The Swimmer * marks the debut of Swedish Joakim Zander, an espionage thriller that draws enthusiastic comparison with John Le Carré, Graham Greene and vintage Robert Ludlum, in which a deep-cover CIA agent races across Europe to save the daughter he never knew.

Klara Walldeen, an EU Parliament aide in Brussels, is quickly learning how to navigate the treacherous currents of international politics and dangerous desires. Warned by a series of anonymous emails, Swedish academic Mahmoud Shammosh suspects that it is related to his probing research into The Privatization of War (think Blackwater). George Loow, an ethically challenged lobbyist is increasingly uneasy with the requests of his shadowy client. Meanwhile, in Virginia, an old spy (a one-time UM swimmer and an Olympic hopeful) hides from his past while haunted by what happened in Damascus three decades ago.

Their stories converge one stormy Christmas Eve in the Swedish archipelago, when Klara is hunted down for something she should not have seen, and the old spy is the only one who can save her.

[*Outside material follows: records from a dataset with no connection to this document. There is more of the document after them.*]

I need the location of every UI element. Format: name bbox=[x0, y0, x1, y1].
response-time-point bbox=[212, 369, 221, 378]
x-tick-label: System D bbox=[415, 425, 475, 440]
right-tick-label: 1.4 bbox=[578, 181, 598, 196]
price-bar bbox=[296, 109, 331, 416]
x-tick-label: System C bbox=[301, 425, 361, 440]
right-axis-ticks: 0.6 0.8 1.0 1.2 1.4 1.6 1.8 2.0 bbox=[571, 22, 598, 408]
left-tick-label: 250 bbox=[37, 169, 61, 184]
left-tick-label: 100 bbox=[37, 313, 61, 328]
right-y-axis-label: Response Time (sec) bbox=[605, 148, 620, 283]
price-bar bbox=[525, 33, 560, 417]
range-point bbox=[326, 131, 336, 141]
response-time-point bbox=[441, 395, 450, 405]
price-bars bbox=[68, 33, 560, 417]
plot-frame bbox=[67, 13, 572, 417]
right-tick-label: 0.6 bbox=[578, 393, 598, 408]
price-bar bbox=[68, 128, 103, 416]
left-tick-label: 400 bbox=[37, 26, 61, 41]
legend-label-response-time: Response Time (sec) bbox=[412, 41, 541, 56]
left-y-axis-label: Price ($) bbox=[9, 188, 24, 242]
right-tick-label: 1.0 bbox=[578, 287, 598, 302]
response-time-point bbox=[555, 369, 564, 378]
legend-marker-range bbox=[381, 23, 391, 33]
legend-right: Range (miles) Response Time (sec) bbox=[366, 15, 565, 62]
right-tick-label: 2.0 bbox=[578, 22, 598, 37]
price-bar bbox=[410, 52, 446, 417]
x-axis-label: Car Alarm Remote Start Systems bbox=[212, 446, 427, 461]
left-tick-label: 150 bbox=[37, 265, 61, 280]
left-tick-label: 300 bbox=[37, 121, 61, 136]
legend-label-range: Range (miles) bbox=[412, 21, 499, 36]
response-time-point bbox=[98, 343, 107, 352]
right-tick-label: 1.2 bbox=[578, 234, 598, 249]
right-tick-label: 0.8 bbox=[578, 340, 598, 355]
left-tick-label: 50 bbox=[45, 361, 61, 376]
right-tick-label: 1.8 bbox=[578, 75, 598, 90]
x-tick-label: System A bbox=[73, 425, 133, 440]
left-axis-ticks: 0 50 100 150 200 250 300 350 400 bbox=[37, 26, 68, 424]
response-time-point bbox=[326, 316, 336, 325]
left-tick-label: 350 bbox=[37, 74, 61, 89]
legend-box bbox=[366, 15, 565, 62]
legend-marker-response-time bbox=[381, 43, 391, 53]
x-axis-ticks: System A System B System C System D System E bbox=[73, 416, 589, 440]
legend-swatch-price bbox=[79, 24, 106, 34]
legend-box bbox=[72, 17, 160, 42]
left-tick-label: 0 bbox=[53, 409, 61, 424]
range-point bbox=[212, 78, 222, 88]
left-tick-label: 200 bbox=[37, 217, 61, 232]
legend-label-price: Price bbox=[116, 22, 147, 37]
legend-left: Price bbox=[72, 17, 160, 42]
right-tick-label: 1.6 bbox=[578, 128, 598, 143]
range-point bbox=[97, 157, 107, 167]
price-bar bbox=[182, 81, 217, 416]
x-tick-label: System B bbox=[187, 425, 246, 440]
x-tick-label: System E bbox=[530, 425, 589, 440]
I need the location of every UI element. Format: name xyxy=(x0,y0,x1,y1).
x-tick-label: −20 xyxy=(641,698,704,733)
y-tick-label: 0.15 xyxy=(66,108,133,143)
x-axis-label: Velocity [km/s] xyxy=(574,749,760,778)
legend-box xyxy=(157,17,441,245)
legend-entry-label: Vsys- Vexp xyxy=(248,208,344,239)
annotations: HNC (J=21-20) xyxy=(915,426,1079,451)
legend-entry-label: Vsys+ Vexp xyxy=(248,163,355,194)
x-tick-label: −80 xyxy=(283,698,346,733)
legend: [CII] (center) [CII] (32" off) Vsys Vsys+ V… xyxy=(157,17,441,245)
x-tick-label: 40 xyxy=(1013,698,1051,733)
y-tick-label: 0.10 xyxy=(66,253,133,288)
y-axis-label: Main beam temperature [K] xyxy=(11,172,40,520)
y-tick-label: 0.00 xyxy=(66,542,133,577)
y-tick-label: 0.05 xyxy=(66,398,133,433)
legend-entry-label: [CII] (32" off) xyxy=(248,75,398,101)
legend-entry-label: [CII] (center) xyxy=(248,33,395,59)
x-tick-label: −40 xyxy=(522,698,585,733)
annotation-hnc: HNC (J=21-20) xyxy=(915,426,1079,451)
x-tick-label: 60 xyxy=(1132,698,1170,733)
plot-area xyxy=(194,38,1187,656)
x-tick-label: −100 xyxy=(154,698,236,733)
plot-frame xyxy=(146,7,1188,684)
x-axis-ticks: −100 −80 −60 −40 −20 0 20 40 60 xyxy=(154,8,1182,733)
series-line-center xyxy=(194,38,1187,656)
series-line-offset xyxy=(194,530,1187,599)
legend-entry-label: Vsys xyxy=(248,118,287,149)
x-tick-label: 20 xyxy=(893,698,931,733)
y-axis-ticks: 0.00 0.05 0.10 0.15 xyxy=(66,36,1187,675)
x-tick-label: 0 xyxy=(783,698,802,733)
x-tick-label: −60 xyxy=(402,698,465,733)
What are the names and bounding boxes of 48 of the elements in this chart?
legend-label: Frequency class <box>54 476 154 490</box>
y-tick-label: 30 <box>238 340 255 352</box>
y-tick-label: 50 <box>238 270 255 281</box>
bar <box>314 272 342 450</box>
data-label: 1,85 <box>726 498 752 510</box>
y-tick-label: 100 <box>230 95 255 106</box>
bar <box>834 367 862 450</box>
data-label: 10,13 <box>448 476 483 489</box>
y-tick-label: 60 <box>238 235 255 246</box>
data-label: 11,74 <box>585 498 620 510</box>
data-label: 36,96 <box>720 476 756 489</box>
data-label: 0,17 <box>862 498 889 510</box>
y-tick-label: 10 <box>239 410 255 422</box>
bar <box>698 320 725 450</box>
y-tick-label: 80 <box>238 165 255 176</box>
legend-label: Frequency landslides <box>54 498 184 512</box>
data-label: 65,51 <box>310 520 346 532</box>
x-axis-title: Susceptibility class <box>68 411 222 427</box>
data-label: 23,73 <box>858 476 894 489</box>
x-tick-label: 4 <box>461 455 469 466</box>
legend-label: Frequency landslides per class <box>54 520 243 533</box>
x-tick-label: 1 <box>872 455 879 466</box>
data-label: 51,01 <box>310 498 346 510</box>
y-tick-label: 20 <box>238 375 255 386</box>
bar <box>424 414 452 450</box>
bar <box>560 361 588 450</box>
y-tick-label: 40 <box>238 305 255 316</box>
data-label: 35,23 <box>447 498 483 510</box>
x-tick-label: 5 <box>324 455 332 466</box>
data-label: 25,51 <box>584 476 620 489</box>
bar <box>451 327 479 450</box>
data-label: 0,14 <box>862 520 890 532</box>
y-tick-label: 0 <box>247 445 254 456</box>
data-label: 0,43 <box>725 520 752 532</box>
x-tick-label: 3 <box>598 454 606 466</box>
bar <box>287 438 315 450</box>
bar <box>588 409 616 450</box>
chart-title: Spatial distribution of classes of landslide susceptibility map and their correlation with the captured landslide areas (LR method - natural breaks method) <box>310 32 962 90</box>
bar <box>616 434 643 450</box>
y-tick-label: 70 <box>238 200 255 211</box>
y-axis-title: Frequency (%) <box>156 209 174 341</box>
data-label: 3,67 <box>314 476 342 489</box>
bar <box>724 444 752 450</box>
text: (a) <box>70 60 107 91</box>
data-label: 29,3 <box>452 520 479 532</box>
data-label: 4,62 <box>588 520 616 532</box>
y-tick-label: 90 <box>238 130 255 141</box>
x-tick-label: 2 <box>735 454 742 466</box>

"Skillfully moving between the past and the present, from Sweden to Syria to Washington and back again, Zander weaves an increasingly tight web of intrigue and suspense... Beyond the blood-pumping chase sequences and requisite shootouts, there is real humanity here. A compulsively readable page-turner with unexpected heart."

Girl Underwater *, a debut novel by Claire Kells demonstrates that survival is not just physical, but also mental and emotional.

The plane that carries Avery Delacorte, a competitive college swimmer home to Boston for Thanksgiving break crashes in a mountain lake in the Colorado Rockies. She survives along with teammate Colin Shea and three little boys. Faced with sub-zero temperatures, injuries and the dangers of the wilderness, Avery and Colin must rely on each other in ways they never could have imagined.

Her beleaguered recovery comes after their rescue. Avery must come to terms with the trauma in order to reconnect with the world around her. She must dig deep to reclaim her love of swimming and to recognize her heart's true desire.

Claire Kells, (M.D. The University of California) currently in residency in the Bay Area, lends realism to the story with her technical knowledge, and with "a spare, sure hand". "(M)emorable and eminently readable."